C’est ainsi que Nessim découvre et subit les souffrances et tensions d’une Cisjordanie occupée...

Dans ce bouleversant roman, Hubert Haddad transfigure avec Falastìn — moderne Antigone — toute l’horreur du conflit en une tragédie emblématique d’une grande beauté.

==========

 

Qu’est-ce qui différencie Cham le soldat israélien et Nessim le palestinien ? A priori tout les oppose. Hubert Haddad, nous offre, par un jeu de miroir saisissant l’antagonisme des deux parties.

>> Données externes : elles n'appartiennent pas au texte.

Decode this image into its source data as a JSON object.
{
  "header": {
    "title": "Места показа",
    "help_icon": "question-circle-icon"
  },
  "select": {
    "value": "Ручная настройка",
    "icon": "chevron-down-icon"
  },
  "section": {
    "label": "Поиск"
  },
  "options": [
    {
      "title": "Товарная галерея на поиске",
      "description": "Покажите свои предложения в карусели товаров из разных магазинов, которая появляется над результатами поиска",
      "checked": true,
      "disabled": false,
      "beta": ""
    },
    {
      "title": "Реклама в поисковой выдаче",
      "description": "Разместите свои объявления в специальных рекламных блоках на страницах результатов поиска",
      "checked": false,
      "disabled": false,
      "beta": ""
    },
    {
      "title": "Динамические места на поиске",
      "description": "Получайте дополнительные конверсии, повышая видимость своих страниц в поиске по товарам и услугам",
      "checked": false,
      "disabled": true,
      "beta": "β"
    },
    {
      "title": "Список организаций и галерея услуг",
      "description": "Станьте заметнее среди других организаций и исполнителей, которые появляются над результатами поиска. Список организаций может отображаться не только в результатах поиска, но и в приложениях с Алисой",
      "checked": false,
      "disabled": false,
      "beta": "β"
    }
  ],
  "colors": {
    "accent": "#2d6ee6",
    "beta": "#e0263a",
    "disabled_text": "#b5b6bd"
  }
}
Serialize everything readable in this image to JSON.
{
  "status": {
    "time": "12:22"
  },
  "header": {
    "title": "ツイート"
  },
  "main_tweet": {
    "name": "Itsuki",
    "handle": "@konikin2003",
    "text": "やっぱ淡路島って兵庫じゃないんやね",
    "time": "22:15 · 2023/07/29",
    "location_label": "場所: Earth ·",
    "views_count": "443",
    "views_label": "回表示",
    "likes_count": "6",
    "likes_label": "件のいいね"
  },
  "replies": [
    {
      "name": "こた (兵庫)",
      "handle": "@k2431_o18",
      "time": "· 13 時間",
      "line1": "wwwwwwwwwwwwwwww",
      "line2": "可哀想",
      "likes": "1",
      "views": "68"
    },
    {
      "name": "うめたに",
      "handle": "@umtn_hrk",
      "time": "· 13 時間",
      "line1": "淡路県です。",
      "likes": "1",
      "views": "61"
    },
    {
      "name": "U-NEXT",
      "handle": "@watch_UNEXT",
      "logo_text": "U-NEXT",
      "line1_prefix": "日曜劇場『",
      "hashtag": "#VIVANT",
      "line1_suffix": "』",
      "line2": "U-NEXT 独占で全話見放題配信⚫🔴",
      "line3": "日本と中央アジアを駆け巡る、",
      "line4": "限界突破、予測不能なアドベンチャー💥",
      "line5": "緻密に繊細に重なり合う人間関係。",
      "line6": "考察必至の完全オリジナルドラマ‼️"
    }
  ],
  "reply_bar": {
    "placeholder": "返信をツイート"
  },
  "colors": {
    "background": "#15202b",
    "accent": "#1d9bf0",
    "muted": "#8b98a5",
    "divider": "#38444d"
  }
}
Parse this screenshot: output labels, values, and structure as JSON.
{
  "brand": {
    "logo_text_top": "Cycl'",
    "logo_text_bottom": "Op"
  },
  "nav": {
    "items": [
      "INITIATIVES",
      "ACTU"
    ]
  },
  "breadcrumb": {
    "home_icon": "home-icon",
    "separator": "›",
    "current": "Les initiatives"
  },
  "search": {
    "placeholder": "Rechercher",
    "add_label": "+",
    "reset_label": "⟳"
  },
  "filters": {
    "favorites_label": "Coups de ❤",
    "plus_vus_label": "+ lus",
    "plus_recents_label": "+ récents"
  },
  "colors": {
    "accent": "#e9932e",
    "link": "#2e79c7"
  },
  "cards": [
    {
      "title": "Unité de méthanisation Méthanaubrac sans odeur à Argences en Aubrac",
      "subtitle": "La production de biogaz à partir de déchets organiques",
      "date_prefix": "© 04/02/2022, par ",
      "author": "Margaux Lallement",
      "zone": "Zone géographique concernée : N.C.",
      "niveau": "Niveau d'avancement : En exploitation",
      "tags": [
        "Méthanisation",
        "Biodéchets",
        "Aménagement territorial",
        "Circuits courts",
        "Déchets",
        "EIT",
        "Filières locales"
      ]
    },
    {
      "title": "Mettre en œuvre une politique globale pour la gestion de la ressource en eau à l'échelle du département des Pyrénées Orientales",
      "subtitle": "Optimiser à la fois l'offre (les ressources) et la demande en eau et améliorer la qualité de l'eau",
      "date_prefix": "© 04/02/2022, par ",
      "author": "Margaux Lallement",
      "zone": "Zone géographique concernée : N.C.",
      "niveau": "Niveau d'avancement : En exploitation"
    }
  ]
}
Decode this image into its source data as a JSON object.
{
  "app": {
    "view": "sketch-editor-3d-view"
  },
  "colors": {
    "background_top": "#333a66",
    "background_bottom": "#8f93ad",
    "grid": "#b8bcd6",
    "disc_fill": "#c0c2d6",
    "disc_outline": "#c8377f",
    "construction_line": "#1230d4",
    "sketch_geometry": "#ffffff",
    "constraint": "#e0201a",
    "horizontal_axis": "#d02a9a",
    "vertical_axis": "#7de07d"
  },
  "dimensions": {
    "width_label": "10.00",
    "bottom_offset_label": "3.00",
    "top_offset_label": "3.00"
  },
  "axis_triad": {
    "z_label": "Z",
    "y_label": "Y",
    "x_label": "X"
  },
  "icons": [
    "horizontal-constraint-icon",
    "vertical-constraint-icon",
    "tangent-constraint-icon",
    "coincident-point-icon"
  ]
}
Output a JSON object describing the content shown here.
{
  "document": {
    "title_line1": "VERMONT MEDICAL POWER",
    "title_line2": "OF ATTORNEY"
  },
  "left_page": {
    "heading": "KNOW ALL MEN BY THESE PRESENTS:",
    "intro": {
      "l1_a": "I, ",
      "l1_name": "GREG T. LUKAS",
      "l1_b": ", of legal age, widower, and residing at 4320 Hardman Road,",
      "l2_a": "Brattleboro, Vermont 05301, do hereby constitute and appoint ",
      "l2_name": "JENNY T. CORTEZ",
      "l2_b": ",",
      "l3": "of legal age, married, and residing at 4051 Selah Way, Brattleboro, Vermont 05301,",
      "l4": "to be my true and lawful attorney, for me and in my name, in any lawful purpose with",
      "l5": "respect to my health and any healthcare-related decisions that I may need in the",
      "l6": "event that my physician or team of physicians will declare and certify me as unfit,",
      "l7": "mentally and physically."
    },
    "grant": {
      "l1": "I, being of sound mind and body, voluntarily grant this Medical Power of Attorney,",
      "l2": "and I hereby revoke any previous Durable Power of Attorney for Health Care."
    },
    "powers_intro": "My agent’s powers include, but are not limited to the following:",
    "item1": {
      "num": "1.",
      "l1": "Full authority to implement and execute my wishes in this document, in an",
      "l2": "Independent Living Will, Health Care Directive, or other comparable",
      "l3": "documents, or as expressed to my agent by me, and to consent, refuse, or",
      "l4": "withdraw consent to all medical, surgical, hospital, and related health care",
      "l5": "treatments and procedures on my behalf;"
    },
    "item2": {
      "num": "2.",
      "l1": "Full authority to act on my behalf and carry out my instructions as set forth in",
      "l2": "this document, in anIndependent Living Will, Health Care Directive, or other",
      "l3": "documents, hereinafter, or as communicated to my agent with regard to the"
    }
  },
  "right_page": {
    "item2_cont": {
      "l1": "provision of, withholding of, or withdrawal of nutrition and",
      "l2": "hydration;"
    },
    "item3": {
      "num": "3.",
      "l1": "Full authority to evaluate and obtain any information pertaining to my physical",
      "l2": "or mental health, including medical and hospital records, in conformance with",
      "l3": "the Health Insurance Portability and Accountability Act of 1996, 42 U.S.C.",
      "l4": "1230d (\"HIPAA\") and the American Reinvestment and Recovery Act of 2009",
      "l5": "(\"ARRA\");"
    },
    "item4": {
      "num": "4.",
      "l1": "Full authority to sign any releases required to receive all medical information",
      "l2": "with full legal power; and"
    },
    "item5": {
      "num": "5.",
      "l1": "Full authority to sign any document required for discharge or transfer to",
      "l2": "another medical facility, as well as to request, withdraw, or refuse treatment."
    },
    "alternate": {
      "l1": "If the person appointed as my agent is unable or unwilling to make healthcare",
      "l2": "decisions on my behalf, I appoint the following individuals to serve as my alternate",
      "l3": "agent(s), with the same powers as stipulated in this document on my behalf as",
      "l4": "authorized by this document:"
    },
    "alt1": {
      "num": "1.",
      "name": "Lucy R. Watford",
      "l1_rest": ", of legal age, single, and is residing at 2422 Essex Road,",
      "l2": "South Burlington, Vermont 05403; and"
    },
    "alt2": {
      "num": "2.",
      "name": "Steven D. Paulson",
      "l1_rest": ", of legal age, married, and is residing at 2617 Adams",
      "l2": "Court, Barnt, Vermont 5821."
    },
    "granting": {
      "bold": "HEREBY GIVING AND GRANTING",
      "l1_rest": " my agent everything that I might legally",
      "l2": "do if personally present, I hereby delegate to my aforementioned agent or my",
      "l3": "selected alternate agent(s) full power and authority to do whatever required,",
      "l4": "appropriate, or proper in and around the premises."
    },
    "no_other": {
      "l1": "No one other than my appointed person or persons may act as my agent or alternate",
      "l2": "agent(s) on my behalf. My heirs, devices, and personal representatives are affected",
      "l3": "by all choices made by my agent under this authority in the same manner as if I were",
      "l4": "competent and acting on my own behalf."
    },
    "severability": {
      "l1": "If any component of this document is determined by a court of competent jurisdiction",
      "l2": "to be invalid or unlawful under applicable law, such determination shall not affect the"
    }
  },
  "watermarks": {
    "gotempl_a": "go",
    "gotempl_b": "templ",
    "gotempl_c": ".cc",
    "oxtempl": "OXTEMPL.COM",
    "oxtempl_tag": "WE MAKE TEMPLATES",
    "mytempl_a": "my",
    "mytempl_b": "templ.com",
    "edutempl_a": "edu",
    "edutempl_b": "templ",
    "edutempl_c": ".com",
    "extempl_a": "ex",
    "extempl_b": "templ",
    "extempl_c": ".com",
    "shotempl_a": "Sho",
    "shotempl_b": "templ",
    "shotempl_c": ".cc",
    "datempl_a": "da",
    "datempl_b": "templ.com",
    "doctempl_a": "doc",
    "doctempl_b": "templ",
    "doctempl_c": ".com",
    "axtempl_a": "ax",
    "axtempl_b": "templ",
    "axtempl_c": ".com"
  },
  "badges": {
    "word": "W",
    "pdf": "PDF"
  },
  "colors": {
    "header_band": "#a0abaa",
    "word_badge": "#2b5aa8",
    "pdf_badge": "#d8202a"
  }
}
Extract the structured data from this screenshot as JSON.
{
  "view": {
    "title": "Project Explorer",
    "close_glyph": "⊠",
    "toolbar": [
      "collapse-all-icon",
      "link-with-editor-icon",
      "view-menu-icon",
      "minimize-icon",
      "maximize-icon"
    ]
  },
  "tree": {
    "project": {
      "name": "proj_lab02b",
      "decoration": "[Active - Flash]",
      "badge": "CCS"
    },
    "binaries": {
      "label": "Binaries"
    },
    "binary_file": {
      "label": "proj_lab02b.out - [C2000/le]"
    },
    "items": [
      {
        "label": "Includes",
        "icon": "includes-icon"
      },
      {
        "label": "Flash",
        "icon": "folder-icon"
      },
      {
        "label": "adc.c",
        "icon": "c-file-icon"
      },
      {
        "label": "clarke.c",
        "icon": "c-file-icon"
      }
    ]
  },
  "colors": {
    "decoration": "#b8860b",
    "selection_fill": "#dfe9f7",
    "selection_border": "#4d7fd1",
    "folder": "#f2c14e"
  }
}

Cham, soldat israélien, victime d’un rapt est devenu amnésique. Un vieux ferrailleur palestinien, le prenant pour l’un des siens, le conduit mourant dans la maison d’une veuve aveugle Asmahane et de sa fille Falastin. Sans papier sur lui, il devient Nessim, le frère disparu. Cham-Nessim sans mémoire antérieure, va vivre de l’intérieur l’occupation israélienne et tomber amoureux de Falastin (d’où le rapport avec Antigone). Il entrera dans un réseau terroriste pour terminer en bombe humaine en Israël sous la nouvelle identité de Cham auquel il ressemble étrangement (tiens donc !!) Haddad nous décrit un des chemins menant vers le terrorisme, vers la bombe humaine par trop de souffrance devant la mort d’un amour, la mort d’une famille, la mort inutile et lâche.

Ces deux populations sont si proches morphologiquement que l’un prend l’identité de l’autre sans aucun problème. Cham parle l’arabe en plus de l’hébreu, physiquement très proche de Nessim, cela facilite les choses.

Sans trancher, Hubert Haddad nous promène de part et autre de la frontière, du côté des assaillants comme du côté des assaillis ou l’inverse. Les salauds, les va-t-en-guerre, les pacifistes, la misère, la peur, la haine, l’amour sont dans les deux camps. Hélas, ce sont les extrémistes qui gagnent. Sans souvenirs de sa réelle identité, Cham-Nessim rompt le pain donné par un jeune palestiniens infirme suite à sévices (p91) n’est-ce pas une belle image ?

Palestine est un livre puissant, ce jeu de miroir est fascinant. La pression augmente doucement mais sûrement vers un choix draconien, L’engagement y est toujours présent. Le style d’Hubert Haddad, que j’avais découvert dans le peintre d’éventail, très poétique et réaliste en fait roman prenant, un régal de lecture.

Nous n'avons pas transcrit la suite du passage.